Prokaryotic: circular DNA in nucleoid region. No membrane-bound nucleus. No histones (eubacteria). Histone-like proteins: HU (most conserved), H-NS, IHF, Fis → compact DNA using different mechanisms. Supercoiling: topoisomerases maintain DNA supercoiling for compaction. DNA-binding proteins form nucleoid-associated protein (NAP) complexes. Much less compaction needed (few million bp vs 3 billion in humans). Eukaryotic: linear chromosomes in membrane-bound nucleus. True histones (H1, H2A, H2B, H3, H4). Nucleosome-based compaction → 50,000-fold. Complex regulation through histone modifications. Archaea: remarkably, some archaea (Methanobacterium, Methanothermus) have true histone proteins forming archaeal nucleosomes → supports Archaea-Eukarya evolutionary relationship.

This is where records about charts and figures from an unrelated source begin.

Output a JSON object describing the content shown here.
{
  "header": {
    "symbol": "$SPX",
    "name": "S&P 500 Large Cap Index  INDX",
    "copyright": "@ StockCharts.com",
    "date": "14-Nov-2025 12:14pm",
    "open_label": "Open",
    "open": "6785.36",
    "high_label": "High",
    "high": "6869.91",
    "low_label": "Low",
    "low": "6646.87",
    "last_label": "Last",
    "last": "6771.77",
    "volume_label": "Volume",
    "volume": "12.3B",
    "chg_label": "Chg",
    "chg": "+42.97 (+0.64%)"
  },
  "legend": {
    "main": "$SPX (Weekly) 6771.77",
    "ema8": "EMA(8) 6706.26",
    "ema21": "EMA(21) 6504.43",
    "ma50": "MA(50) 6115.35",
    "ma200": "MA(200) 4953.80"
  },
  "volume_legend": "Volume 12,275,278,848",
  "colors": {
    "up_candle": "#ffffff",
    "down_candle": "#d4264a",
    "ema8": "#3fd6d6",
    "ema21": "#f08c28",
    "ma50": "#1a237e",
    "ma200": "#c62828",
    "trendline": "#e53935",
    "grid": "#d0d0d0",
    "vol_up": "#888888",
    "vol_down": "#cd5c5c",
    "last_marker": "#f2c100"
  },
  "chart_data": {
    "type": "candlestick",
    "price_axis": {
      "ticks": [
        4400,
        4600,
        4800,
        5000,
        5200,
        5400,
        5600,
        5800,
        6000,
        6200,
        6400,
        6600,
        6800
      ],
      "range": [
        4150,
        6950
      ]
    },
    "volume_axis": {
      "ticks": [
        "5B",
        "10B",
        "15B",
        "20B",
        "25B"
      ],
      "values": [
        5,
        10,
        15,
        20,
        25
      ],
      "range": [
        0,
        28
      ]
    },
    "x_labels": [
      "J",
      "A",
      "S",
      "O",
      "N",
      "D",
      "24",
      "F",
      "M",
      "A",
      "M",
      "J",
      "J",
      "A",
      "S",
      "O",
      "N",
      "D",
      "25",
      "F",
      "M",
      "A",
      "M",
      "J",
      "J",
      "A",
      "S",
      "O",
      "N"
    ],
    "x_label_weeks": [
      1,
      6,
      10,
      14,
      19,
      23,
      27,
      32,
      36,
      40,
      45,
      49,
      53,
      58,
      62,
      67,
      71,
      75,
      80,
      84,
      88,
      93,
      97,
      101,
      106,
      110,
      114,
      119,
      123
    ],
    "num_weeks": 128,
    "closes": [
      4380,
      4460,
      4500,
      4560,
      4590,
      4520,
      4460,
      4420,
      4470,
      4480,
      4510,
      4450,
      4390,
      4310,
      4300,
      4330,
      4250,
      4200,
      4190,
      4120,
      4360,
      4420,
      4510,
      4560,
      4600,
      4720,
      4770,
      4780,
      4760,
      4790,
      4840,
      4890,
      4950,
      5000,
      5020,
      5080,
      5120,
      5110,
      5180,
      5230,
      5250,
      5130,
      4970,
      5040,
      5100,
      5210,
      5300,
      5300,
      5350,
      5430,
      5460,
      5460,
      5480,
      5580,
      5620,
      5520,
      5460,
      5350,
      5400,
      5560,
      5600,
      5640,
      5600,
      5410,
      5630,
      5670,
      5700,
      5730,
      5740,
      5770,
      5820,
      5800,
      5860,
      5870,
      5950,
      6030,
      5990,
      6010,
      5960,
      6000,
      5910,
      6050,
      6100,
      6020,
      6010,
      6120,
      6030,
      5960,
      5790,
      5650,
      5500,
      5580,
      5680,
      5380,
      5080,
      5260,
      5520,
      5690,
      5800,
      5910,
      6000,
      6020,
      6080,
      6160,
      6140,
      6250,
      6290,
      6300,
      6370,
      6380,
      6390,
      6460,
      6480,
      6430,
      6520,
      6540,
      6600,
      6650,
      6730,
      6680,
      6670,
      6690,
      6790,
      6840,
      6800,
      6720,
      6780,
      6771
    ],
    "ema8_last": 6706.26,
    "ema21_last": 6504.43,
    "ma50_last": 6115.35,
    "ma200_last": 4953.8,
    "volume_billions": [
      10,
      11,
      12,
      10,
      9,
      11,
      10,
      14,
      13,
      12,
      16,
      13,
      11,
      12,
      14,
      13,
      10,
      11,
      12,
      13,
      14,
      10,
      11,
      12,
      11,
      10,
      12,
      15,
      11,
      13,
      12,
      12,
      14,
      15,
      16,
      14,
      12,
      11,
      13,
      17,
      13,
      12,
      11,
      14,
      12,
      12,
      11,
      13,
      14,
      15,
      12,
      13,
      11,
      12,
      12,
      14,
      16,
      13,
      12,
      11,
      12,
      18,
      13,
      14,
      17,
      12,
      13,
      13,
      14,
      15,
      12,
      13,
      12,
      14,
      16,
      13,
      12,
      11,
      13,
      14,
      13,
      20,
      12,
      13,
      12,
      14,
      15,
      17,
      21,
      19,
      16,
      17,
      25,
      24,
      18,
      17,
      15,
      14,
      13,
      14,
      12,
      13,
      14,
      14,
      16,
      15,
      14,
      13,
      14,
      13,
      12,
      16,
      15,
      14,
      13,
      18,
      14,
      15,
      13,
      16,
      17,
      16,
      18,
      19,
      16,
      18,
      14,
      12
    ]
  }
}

Watson-Crick B-DNA (most common under physiological conditions): right-handed double helix. Diameter: 2 nm (20 Å). Rise per base pair: 0.34 nm (3.4 Å). Base pairs per turn: 10 bp. Pitch (distance per complete turn): 3.4 nm. Major groove (wide, 2.2 nm) and minor groove (narrow, 1.2 nm). Proteins typically bind in major groove (more information per groove). A-DNA: right-handed, shorter and wider, 11 bp/turn, found in dehydrated conditions, RNA-DNA hybrid. Z-DNA: left-handed, 12 bp/turn, found in GC-rich regions under high salt, may have regulatory role. G-quadruplex: non-Watson-Crick structure in G-rich telomeric sequences, four guanines form planar G-quartet. i-motif: C-rich strands under acidic conditions. These non-B forms may have regulatory roles in transcription and replication.